Google, Amazon, Microsoft und Meta haben seit 2023 mehr als 1,1 Billionen Dollar in Rechenzentren, Chips und Strom gesteckt. Ihr freier Cashflow ist zusammen auf ein Jahrzehntstief von 7 Milliarden Dollar gefallen. Allein in einem Quartal kamen bei dreien von ihnen rund 900 Milliarden Dollar neue KI-Verpflichtungen dazu. Und dann kommt Europa. Mit einem Programm über 30 Milliarden Euro für sieben Gigafactories. An der US Westküste nennt man das einen ruhigen Nachmittag.

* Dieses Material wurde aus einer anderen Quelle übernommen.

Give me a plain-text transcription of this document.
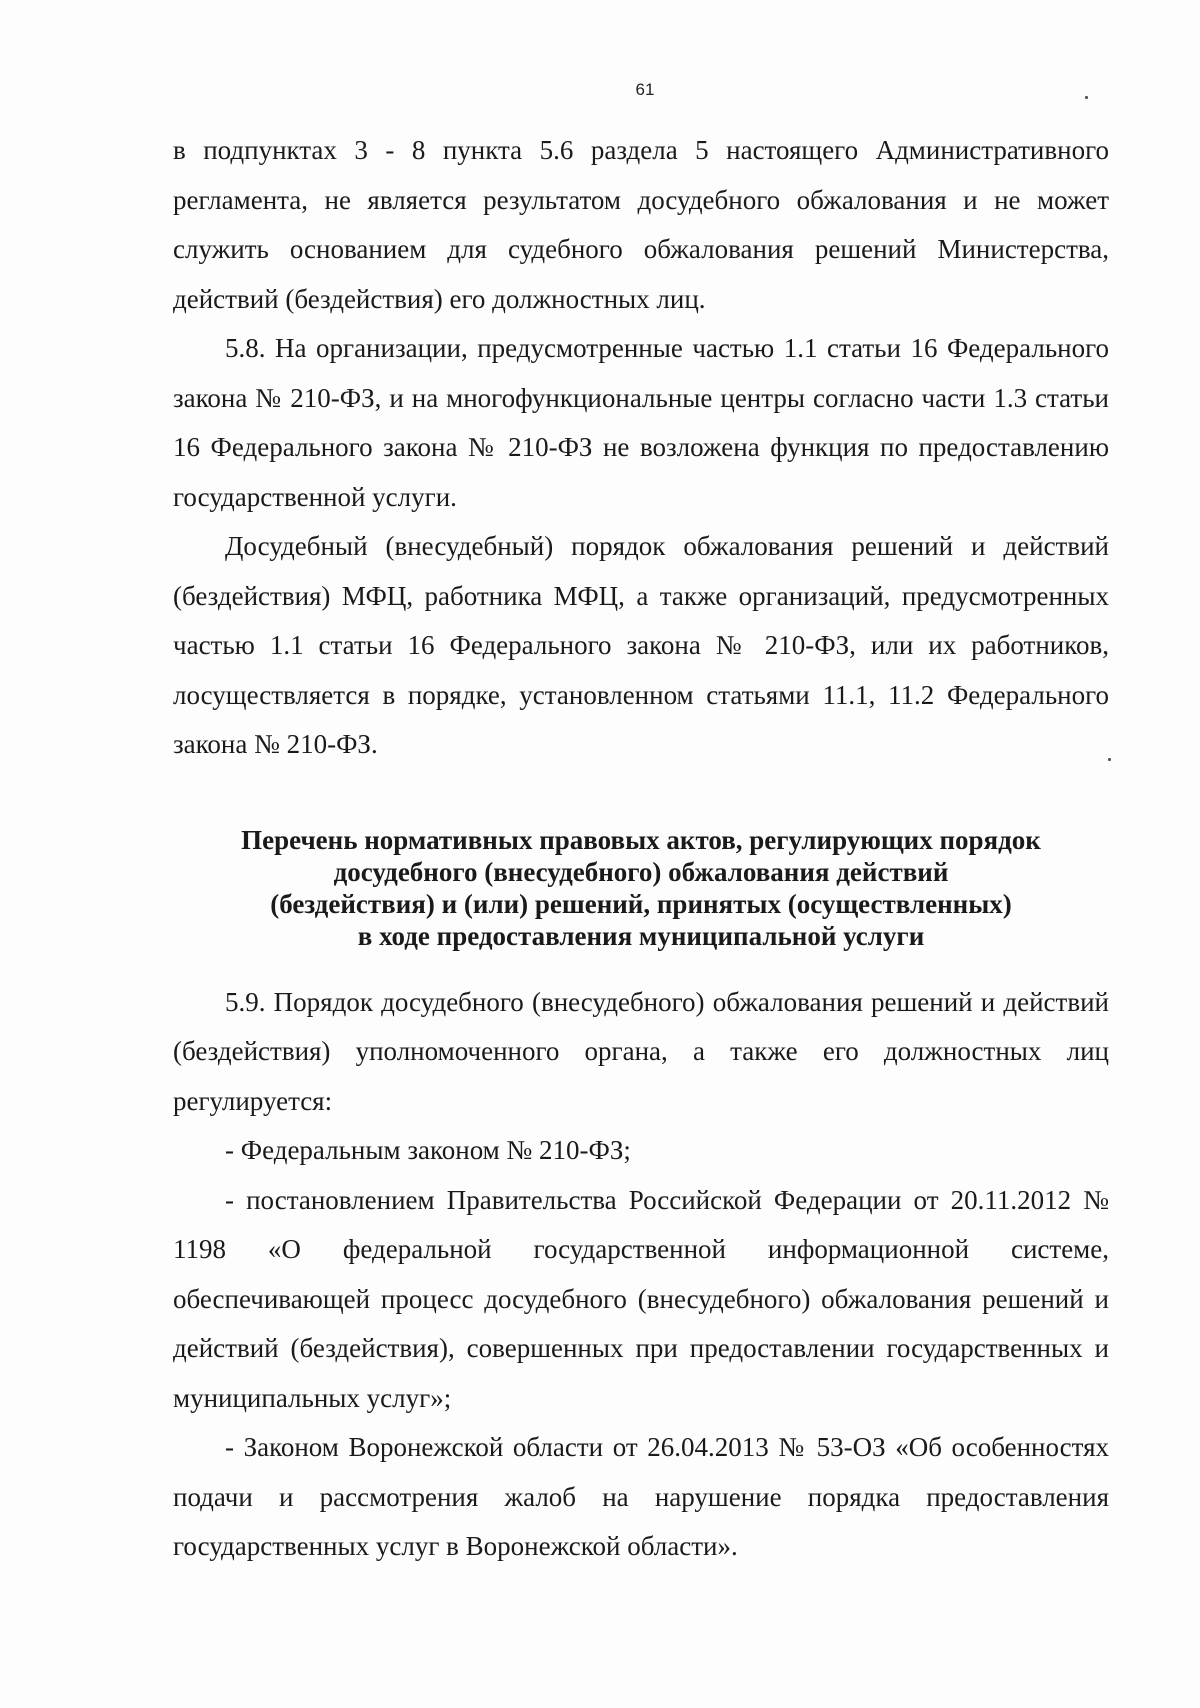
61

в подпунктах 3 - 8 пункта 5.6 раздела 5 настоящего Административного регламента, не является результатом досудебного обжалования и не может служить основанием для судебного обжалования решений Министерства, действий (бездействия) его должностных лиц.

5.8. На организации, предусмотренные частью 1.1 статьи 16 Федерального закона № 210-ФЗ, и на многофункциональные центры согласно части 1.3 статьи 16 Федерального закона № 210-ФЗ не возложена функция по предоставлению государственной услуги.

Досудебный (внесудебный) порядок обжалования решений и действий (бездействия) МФЦ, работника МФЦ, а также организаций, предусмотренных частью 1.1 статьи 16 Федерального закона № 210-ФЗ, или их работников, лосуществляется в порядке, установленном статьями 11.1, 11.2 Федерального закона № 210-ФЗ.

Перечень нормативных правовых актов, регулирующих порядок
досудебного (внесудебного) обжалования действий
(бездействия) и (или) решений, принятых (осуществленных)
в ходе предоставления муниципальной услуги

5.9. Порядок досудебного (внесудебного) обжалования решений и действий (бездействия) уполномоченного органа, а также его должностных лиц регулируется:

- Федеральным законом № 210-ФЗ;

- постановлением Правительства Российской Федерации от 20.11.2012 № 1198 «О федеральной государственной информационной системе, обеспечивающей процесс досудебного (внесудебного) обжалования решений и действий (бездействия), совершенных при предоставлении государственных и муниципальных услуг»;

- Законом Воронежской области от 26.04.2013 № 53-ОЗ «Об особенностях подачи и рассмотрения жалоб на нарушение порядка предоставления государственных услуг в Воронежской области».
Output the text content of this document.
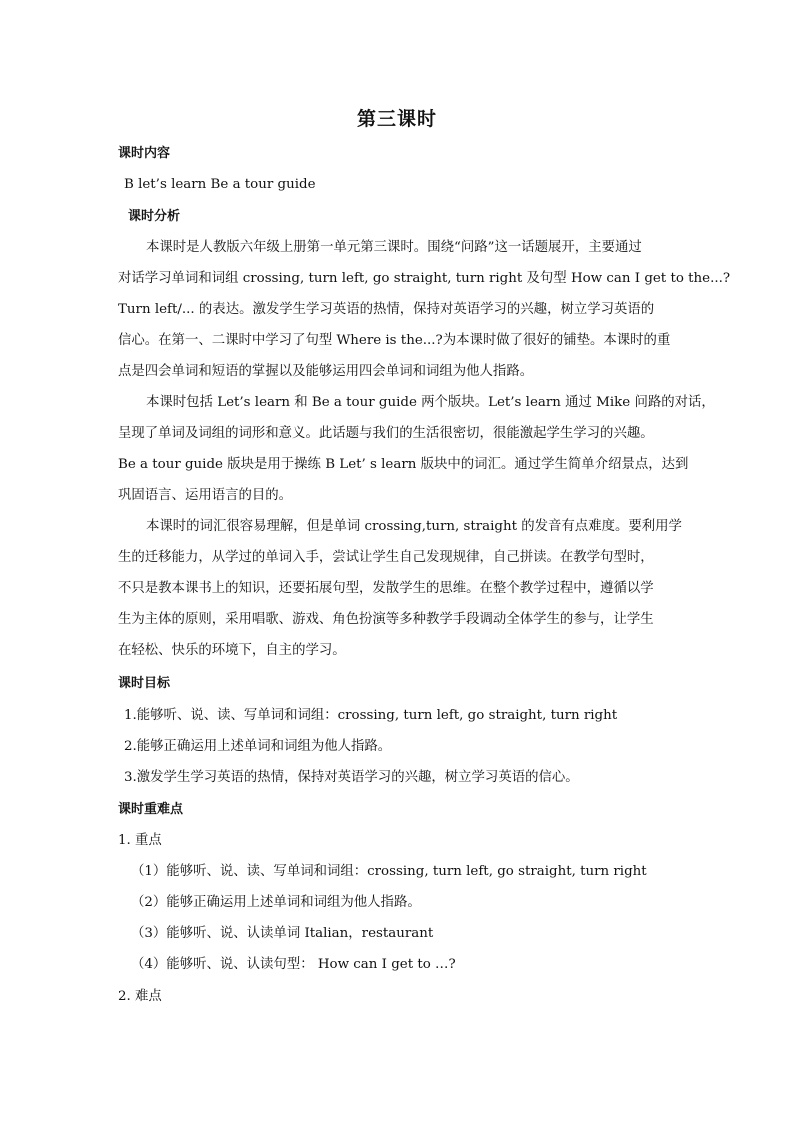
第三课时
课时内容
B let’s learn Be a tour guide
课时分析
本课时是人教版六年级上册第一单元第三课时。围绕“问路”这一话题展开，主要通过
对话学习单词和词组 crossing, turn left, go straight, turn right 及句型 How can I get to the...?
Turn left/... 的表达。激发学生学习英语的热情，保持对英语学习的兴趣，树立学习英语的
信心。在第一、二课时中学习了句型 Where is the...?为本课时做了很好的铺垫。本课时的重
点是四会单词和短语的掌握以及能够运用四会单词和词组为他人指路。
本课时包括 Let’s learn 和 Be a tour guide 两个版块。Let’s learn 通过 Mike 问路的对话，
呈现了单词及词组的词形和意义。此话题与我们的生活很密切，很能激起学生学习的兴趣。
Be a tour guide 版块是用于操练 B Let’ s learn 版块中的词汇。通过学生简单介绍景点，达到
巩固语言、运用语言的目的。
本课时的词汇很容易理解，但是单词 crossing,turn, straight 的发音有点难度。要利用学
生的迁移能力，从学过的单词入手，尝试让学生自己发现规律，自己拼读。在教学句型时，
不只是教本课书上的知识，还要拓展句型，发散学生的思维。在整个教学过程中，遵循以学
生为主体的原则，采用唱歌、游戏、角色扮演等多种教学手段调动全体学生的参与，让学生
在轻松、快乐的环境下，自主的学习。
课时目标
1.能够听、说、读、写单词和词组：crossing, turn left, go straight, turn right
2.能够正确运用上述单词和词组为他人指路。
3.激发学生学习英语的热情，保持对英语学习的兴趣，树立学习英语的信心。
课时重难点
1. 重点
（1）能够听、说、读、写单词和词组：crossing, turn left, go straight, turn right
（2）能够正确运用上述单词和词组为他人指路。
（3）能够听、说、认读单词 Italian，restaurant
（4）能够听、说、认读句型： How can I get to …?
2. 难点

Und sowieso herrscht eine extrem hohe Dynamik, u.a.: Amazon hat nebenbei seine 50-Milliarden-Beteiligung an OpenAI abgeschlossen und besitzt damit relevante Spieleinsätze auf Anthropic sowie OpenAI. Letztendliche ist es sowieso egal, wer von beiden AWS nutzt.
Big Tech gibt viel Geld aus, was ist neu daran?
Der Wettbewerb um Rechenleistung ist brutal geworden. AWS wuchs zuletzt um 37 Prozent, Google Cloud um 82 Prozent, Microsoft um 43 Prozent. OpenAI hat Ende Juli die Preise gesenkt. Wenn drei Giganten sich unterbieten profitiert am Ende der Kunde. Die Konzerne bauen die teure Infrastruktur, befinden sich in einem harten Wettbewerbe und liefern das Ergebnis als bezahlbaren Cloud-Service frei Haus für die restlichen Unternehmen.
Und: Die Kartellbehörden sollte dieser Wettbewerb tatsächlich mal freuen.